Wiedereröffnung des EHP

Seit 1.7. ist wieder Leben ins EHP eingezogen: Frau Maria Bartholomäus (Master of Arts Europastudien: Sprache, Literatur und Kultur) übernimmt vorläufig bis zum Ende des Jahres 2017 die Betreuung und Leitung des Europäischen Hauses. Schwerpunkt ihrer Arbeit wird die Gestaltung von Bildungs- und Erlebnisangeboten rund um das Thema Europa in den Bereichen Kultur, Politik und Nachhaltigkeit sein. Dabei möchte die 33jährige möglichst viele Menschen in Stadt und Umgebung quer durch Generationen, Berufe und Herkunftsländer/regionen ansprechen und auf ihre Wünsche und Interessen eingehen. Der zweifachen Mutter, welche sich im Bereich der Kulturarbeit und des Veranstaltungsmanagements durch die Organisation und Koordination der Eichstätter Kulturtage 2016 einen Namen gemacht hat, liegt besonders am Herzen, durch die Angebote, Workshops und Projekte des EHP das Miteinander zu stärken. 

Um die Wiederaufnahme der EHP-Aktivitäten gebührend zu feiern, lädt das EHP am Samstag, den 29.07, von 16 bis 18 Uhr alle Pappenheimer Bürgerinnen und Bürger sowie interessierte Besucher außerhalb der Stadt auf das Herzlichste zu einem Eröffnungsfest in sommerlicher Atmosphäre ein. Bartholomäus wird bei der Ausrichtung des Festes tatkräftigt von den Damen der Tourist-Information, Frau Ina Strunz, Frau Michaela Schöner und Frau Mini Wurm unterstützt.                      

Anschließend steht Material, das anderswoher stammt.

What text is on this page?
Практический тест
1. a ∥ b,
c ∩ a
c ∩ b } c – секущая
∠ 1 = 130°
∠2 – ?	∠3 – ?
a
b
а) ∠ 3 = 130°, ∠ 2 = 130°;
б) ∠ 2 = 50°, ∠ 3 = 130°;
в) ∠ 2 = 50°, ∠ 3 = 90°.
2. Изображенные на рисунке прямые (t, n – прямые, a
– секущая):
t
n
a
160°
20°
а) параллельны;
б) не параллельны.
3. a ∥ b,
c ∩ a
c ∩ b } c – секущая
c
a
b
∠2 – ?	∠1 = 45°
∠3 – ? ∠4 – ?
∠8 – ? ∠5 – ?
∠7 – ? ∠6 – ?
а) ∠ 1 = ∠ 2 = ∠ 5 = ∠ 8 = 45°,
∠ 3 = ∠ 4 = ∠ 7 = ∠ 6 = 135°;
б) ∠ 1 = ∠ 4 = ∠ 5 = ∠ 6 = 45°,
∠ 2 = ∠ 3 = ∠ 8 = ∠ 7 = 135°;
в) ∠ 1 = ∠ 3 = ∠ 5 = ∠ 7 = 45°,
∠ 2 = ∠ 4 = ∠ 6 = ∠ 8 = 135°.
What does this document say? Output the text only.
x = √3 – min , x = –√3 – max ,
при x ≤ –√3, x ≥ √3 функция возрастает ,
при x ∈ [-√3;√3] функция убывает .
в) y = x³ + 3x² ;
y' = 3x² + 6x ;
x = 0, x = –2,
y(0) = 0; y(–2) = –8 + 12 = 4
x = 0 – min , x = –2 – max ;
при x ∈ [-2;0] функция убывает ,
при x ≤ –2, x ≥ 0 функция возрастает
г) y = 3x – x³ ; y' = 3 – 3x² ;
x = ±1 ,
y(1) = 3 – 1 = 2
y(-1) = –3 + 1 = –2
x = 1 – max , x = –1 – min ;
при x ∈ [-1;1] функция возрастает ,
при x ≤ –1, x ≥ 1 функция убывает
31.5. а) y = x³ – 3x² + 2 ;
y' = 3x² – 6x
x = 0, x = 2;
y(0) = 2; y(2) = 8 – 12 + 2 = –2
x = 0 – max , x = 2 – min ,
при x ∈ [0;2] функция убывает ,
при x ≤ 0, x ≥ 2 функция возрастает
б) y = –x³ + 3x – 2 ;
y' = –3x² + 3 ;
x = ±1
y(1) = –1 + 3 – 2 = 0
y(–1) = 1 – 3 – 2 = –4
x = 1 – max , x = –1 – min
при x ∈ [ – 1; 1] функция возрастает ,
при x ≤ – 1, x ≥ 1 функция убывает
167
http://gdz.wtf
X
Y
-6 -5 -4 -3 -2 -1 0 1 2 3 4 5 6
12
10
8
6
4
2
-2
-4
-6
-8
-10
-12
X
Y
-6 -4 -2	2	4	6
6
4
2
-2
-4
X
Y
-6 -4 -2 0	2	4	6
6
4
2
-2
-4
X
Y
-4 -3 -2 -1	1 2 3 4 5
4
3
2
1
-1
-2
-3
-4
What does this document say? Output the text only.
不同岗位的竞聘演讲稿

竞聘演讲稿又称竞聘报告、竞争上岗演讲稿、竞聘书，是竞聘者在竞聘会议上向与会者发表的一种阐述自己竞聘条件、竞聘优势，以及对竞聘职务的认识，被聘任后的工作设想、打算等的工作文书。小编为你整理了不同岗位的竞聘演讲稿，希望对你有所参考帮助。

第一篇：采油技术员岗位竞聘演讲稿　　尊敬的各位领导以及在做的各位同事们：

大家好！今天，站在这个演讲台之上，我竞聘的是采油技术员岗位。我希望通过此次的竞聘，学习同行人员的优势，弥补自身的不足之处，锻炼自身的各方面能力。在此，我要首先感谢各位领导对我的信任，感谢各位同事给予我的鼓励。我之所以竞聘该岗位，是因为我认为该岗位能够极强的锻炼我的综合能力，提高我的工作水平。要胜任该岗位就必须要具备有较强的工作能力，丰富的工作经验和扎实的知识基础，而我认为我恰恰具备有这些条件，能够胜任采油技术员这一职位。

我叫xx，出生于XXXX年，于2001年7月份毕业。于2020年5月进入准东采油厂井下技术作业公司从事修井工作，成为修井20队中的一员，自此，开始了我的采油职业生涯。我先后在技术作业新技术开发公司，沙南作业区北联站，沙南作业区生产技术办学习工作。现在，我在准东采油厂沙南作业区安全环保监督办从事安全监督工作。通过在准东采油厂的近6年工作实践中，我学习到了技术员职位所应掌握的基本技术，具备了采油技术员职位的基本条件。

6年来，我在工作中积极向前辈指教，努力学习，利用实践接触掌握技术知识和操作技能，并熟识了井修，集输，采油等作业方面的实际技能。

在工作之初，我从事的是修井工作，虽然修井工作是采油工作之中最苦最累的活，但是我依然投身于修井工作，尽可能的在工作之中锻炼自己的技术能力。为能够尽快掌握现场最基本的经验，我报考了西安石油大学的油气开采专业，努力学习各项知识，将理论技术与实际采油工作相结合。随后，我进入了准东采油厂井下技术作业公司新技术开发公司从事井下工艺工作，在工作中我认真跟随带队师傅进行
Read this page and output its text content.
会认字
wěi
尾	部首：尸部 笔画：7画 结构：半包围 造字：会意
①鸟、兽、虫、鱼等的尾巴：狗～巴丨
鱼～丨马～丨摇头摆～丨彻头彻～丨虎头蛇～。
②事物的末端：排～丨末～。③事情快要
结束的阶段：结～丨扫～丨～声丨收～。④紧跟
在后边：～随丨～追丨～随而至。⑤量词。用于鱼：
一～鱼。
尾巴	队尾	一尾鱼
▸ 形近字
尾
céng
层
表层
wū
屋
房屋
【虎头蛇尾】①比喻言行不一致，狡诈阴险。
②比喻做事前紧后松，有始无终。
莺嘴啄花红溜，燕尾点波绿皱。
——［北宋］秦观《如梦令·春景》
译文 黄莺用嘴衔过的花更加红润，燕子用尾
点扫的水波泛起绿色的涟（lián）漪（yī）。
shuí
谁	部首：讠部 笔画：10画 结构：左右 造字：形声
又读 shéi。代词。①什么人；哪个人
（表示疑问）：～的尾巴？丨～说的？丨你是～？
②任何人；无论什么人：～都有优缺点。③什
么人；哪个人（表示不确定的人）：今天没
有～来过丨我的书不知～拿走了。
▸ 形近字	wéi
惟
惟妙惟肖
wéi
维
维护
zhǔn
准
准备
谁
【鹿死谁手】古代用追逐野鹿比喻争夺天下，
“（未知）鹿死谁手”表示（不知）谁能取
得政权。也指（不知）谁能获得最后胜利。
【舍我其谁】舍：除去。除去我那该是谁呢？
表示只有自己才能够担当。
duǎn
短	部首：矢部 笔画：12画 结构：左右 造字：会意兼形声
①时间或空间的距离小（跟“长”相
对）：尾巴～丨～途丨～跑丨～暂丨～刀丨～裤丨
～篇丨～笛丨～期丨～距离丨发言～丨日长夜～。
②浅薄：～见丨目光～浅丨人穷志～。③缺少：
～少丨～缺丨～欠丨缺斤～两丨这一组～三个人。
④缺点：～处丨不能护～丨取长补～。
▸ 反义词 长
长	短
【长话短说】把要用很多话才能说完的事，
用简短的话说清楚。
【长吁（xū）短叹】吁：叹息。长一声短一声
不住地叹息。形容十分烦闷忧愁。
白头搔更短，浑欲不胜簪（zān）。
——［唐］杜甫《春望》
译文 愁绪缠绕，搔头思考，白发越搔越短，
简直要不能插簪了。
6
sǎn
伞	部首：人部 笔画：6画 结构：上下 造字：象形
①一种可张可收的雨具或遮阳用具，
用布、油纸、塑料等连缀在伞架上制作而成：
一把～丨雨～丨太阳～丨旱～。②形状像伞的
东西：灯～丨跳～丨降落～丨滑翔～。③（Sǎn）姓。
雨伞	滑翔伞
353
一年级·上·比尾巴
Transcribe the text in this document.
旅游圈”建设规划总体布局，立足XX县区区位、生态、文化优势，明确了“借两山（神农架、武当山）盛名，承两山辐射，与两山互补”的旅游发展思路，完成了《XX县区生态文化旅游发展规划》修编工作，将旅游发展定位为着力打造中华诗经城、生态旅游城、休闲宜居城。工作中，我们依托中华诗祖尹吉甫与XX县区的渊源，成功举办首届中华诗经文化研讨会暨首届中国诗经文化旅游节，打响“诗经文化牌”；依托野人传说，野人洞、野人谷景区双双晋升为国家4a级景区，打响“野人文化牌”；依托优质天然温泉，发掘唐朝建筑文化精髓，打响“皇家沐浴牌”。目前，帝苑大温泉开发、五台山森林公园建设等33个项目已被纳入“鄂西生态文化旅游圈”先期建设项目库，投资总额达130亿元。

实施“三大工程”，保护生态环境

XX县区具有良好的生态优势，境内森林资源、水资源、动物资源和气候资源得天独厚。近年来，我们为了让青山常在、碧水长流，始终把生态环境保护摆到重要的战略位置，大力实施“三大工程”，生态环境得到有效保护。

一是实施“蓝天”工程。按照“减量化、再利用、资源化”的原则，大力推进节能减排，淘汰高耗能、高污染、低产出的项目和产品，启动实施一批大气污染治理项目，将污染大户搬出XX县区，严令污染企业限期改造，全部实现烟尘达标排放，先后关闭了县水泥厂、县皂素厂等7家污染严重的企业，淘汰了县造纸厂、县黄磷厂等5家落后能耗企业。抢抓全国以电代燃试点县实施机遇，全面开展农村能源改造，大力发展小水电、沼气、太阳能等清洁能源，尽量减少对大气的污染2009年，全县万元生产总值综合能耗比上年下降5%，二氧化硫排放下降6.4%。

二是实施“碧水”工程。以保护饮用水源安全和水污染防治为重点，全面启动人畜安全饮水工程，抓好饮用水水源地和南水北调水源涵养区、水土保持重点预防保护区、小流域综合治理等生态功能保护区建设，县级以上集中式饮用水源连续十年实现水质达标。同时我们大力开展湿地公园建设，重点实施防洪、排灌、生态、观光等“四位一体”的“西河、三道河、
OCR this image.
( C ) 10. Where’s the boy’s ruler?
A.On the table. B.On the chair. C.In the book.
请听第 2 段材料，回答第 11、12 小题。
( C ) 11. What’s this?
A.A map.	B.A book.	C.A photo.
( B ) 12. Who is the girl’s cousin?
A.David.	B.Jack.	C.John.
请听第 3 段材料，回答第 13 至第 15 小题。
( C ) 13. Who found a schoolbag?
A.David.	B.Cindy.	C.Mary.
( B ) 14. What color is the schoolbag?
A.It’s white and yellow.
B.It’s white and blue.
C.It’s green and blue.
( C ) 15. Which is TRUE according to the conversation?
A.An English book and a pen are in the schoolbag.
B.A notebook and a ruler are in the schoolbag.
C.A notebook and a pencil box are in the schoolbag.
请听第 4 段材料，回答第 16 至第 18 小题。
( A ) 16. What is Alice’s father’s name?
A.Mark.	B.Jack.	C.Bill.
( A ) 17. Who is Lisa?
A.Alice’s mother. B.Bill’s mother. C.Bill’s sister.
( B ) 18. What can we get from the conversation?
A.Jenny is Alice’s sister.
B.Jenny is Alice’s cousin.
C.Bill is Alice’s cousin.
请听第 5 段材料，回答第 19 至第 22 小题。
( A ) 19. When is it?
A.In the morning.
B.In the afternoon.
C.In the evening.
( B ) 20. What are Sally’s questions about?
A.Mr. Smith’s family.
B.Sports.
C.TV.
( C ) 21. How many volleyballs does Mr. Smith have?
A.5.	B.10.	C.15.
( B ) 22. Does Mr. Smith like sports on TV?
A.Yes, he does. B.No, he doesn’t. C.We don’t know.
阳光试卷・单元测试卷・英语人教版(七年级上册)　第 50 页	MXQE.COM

Geboten wird neben einem Sektempfang, eine Europa-Stadtrallye (mit tollen Preisen), Musik zum Entspannen durch das Piano-Percussion-Duo Schlegel & Schächer und CrossBoule-Partien natürlich die Vorstellung des neuen EHP-Konzepts sowie eine kleine Rede des 1. Bürgermeisters Uwe Sinn. Da an diesem Samstag auch das Heimatrauschfestival und das Sommerfest der Werbegemeinschaft "Pappenheim live" stattfinden, lohnt sich ein Besuch im EHP gleich umso mehr.

Wir freuen uns auf zahlreiche, neugierige Besucher!

Hinweis

Durch den Stadtratsbeschluss vom 25.02.16 ist der EHP-Betrieb zum 30.04.16 beendet. Bei Interesse am bisherigen inhaltlichen Angebot können Sie sich weiterhin an Prof. Dr. Joachim Grzega wenden, und zwar unter joachim.grzega(at)ku.de. Zu sonstigen Fragen rund ums EHP wenden Sie sich bitte an den 1. Bürgermeister der Stadt Pappenheim, Uwe Sinn, unter 09143/606-15.

 

LETZTE NACHRICHT

17.04.16: Viel Applaus für Studentinnen, stehende Ovationen für Joachim Grzega

Es war die letzte Veranstaltung im EHP als Zentrum für Politik, Kulturen und Sprachen. Der Saal war noch einmal voll besetzt.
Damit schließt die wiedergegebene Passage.